The Picture Collection of The New York Public Library. Over 30,000 digitized images from books, magazines and newspapers as well as original photographs, prints and postcards, created mostly before 1923 and selected from the over 1 million images in the Mid-Manhattan Library’s Picture Collection. The Picture Collection is particularly rich in images of New York City, American history, and clothing and dress.

Picturing America, 1497–1899: Prints, Maps, and Drawings bearing on the New World Discoveries and on the Development of the Territory that is now the United States. Over 1,000 original prints, drawings, and maps, featuring views of American towns and cities, representations of historical events, scenes, places, and battles.

Turn of the Century Posters. Over 1,000 American and European posters printed from 1893 through the first years of the 20th-century. The collection represents the inception and heyday of magazine, book, and newspaper posters of the last decade of the 19th-century, and well into the 20th-century.

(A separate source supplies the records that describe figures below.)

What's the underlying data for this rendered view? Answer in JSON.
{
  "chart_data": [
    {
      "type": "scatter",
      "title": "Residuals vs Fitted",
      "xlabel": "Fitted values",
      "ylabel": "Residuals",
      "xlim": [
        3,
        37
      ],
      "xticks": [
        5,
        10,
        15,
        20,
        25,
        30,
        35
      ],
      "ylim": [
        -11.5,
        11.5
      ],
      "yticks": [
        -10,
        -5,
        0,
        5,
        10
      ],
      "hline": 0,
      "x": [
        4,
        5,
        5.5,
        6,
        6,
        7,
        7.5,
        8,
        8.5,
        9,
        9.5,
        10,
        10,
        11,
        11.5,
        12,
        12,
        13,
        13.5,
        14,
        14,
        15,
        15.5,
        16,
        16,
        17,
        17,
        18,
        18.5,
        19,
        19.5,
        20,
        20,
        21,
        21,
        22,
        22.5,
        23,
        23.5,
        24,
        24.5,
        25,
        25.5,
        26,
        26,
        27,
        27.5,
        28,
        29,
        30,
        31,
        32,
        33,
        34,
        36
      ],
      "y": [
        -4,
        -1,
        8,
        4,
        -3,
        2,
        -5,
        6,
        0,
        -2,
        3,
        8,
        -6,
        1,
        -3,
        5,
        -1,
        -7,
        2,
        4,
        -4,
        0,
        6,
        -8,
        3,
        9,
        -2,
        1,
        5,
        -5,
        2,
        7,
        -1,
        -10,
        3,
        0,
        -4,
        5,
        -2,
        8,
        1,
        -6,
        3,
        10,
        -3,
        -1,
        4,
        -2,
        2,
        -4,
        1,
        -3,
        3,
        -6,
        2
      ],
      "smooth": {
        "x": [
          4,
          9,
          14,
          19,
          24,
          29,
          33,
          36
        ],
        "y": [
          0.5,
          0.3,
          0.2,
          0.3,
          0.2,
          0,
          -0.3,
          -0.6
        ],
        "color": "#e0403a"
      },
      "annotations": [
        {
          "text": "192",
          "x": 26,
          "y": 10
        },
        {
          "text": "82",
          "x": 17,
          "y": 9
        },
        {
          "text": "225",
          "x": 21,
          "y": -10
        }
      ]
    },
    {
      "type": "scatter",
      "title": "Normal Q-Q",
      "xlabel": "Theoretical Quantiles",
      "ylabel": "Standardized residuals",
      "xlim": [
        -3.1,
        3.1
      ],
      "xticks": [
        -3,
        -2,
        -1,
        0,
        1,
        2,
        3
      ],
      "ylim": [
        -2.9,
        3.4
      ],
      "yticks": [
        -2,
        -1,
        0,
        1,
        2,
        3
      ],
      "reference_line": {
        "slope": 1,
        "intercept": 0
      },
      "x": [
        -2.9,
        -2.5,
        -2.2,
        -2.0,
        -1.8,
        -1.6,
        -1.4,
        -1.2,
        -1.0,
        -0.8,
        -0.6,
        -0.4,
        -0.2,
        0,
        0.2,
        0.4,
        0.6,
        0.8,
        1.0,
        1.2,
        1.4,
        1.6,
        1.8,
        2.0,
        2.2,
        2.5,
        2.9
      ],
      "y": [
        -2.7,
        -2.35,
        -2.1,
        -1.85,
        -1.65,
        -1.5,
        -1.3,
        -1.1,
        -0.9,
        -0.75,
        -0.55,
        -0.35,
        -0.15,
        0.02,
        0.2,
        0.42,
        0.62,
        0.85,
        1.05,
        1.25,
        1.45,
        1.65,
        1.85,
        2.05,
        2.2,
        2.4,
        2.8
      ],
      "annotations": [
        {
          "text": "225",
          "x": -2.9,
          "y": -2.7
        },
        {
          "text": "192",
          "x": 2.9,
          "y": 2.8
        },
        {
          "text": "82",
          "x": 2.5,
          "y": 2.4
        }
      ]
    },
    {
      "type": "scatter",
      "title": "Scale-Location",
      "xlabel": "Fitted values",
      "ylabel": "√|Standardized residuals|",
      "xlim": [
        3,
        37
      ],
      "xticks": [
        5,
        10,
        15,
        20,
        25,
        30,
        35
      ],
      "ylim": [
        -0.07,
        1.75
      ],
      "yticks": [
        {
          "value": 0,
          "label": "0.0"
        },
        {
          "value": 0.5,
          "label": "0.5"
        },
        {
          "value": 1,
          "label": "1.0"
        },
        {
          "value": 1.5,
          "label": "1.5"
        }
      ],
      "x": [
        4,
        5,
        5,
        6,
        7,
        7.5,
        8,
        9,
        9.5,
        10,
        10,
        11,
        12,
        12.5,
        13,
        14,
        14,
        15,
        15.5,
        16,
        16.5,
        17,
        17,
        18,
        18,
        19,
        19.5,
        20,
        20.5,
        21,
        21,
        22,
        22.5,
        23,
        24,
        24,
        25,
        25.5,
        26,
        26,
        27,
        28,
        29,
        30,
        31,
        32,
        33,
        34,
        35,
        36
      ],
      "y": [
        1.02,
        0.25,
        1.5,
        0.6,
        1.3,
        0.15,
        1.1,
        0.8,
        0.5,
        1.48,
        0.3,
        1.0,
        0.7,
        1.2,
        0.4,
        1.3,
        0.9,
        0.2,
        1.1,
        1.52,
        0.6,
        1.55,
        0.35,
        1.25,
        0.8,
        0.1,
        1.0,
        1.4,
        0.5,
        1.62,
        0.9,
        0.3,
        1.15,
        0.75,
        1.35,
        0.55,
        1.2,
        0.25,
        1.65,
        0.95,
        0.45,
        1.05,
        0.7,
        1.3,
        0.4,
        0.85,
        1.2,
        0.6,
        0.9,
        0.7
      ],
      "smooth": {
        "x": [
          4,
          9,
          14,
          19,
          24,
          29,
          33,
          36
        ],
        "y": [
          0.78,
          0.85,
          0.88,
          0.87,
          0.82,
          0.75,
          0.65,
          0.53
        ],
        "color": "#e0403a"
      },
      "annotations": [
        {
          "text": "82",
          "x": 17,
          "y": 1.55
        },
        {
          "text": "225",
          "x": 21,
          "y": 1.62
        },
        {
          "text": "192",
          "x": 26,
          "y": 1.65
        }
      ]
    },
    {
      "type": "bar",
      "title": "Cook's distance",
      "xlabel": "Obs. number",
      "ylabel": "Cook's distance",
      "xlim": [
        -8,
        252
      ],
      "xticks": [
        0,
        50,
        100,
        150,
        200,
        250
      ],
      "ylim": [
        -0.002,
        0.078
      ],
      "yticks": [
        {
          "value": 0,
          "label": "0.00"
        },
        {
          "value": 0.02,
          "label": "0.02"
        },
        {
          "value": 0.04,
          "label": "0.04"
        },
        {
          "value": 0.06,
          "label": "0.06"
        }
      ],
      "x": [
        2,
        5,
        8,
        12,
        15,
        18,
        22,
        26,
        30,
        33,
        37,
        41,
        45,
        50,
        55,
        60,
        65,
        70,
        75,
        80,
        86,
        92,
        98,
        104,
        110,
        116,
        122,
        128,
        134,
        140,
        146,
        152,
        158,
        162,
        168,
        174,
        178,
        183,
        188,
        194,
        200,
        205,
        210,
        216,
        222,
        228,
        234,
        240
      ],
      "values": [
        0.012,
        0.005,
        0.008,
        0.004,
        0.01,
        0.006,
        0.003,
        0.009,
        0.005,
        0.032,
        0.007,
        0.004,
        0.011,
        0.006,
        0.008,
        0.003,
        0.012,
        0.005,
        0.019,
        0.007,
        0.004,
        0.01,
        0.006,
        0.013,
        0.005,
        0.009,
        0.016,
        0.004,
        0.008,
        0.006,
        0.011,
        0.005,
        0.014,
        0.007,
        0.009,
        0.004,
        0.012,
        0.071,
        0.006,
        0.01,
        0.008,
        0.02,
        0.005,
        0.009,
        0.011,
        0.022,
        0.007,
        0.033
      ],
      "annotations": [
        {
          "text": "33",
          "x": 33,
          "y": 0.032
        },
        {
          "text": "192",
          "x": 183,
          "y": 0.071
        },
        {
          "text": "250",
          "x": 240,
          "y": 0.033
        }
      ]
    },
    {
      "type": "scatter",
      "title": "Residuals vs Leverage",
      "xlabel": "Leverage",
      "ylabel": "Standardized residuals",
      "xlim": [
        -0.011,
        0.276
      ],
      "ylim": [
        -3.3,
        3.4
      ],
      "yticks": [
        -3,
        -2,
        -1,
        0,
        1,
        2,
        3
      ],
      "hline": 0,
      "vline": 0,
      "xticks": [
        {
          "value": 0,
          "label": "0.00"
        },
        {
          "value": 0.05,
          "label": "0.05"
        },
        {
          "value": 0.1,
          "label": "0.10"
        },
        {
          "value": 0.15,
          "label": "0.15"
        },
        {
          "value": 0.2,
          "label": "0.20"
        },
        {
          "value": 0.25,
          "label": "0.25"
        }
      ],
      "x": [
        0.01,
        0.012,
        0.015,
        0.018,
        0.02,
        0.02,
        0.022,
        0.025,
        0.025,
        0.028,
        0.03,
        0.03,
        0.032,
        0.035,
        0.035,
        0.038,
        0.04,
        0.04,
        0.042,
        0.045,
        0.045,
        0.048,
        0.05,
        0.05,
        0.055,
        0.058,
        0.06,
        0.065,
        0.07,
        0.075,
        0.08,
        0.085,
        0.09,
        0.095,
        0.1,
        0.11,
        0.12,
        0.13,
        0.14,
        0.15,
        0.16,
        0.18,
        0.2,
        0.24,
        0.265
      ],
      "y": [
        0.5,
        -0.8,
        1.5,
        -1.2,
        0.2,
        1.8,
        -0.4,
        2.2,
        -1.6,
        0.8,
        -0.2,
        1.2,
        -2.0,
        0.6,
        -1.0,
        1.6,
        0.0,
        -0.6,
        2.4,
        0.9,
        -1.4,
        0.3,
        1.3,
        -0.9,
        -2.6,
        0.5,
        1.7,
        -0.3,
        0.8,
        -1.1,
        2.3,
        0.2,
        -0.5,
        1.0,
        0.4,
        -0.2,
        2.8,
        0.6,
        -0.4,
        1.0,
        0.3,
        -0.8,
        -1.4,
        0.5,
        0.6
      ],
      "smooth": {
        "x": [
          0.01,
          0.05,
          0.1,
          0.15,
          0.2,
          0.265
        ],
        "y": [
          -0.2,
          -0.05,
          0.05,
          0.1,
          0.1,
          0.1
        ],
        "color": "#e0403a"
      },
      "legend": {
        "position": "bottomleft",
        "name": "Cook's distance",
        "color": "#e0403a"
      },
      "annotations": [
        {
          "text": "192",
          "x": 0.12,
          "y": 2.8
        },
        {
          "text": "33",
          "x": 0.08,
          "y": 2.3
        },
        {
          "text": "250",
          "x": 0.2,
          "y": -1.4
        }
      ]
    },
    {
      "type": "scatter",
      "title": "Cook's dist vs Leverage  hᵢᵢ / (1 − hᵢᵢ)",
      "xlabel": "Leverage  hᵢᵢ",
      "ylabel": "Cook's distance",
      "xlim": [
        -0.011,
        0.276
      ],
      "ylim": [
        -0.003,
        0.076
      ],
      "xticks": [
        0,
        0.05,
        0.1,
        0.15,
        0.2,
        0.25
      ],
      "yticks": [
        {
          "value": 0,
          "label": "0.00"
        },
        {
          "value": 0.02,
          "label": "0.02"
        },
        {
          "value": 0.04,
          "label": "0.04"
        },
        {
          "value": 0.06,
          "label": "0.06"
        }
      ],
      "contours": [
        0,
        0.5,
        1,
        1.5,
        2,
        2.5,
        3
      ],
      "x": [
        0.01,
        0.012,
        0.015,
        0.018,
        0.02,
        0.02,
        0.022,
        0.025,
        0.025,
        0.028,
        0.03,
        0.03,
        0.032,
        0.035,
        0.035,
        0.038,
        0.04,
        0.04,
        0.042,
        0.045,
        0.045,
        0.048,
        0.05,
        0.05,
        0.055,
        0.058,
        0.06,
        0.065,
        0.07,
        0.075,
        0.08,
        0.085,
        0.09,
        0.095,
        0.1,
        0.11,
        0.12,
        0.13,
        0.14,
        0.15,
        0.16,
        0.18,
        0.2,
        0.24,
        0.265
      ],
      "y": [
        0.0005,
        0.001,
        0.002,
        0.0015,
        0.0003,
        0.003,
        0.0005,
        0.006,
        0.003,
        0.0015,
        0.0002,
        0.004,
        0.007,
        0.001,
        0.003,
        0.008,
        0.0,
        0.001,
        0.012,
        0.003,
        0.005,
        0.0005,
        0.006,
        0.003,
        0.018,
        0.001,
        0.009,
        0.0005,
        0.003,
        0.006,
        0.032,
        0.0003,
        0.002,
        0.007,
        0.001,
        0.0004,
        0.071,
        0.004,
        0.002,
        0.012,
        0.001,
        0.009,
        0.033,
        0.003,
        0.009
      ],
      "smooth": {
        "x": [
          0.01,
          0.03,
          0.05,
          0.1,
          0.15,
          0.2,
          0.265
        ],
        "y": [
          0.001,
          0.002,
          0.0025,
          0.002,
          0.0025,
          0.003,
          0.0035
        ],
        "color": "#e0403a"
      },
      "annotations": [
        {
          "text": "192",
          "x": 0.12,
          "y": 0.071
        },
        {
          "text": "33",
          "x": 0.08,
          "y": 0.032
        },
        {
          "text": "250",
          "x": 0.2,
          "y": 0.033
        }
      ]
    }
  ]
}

Uniforms and Regimental Regalia: The Vinkhuijzen Collection of Military Costume Illustration. Over 20,000 prints, drawings, watercolors, and printed book and magazine illustrations of military costume as well as military medals, regalia, insignia, coats of arms, and regimental flags, from most times and places except the United States.

United States in Stereo: In the Robert N. Dennis Collection of Stereoscopic Views. Stereoscopic views, or stereographs, were as varied and popular in the 19th century as television continues to be in our time. This presentation will eventually include all the United States stereoscopic views in the Dennis Collection (more than 40,000 items), front and back, organized by State or Subject Series.

Wonders: Images of the Ancient World. Over 1,700 images of the civilizations of Egypt, Greece, Rome, and other ancient Mediterranean cultures as conceived and depicted by artists and travelers from the 18th to the early 20th century, as represented in book and periodical illustrations, engravings, lithographs and photographs. A wide range of subjects includes arms and armor, architecture, furniture, pottery, mythology, religion, theater and the Seven Wonders of the World.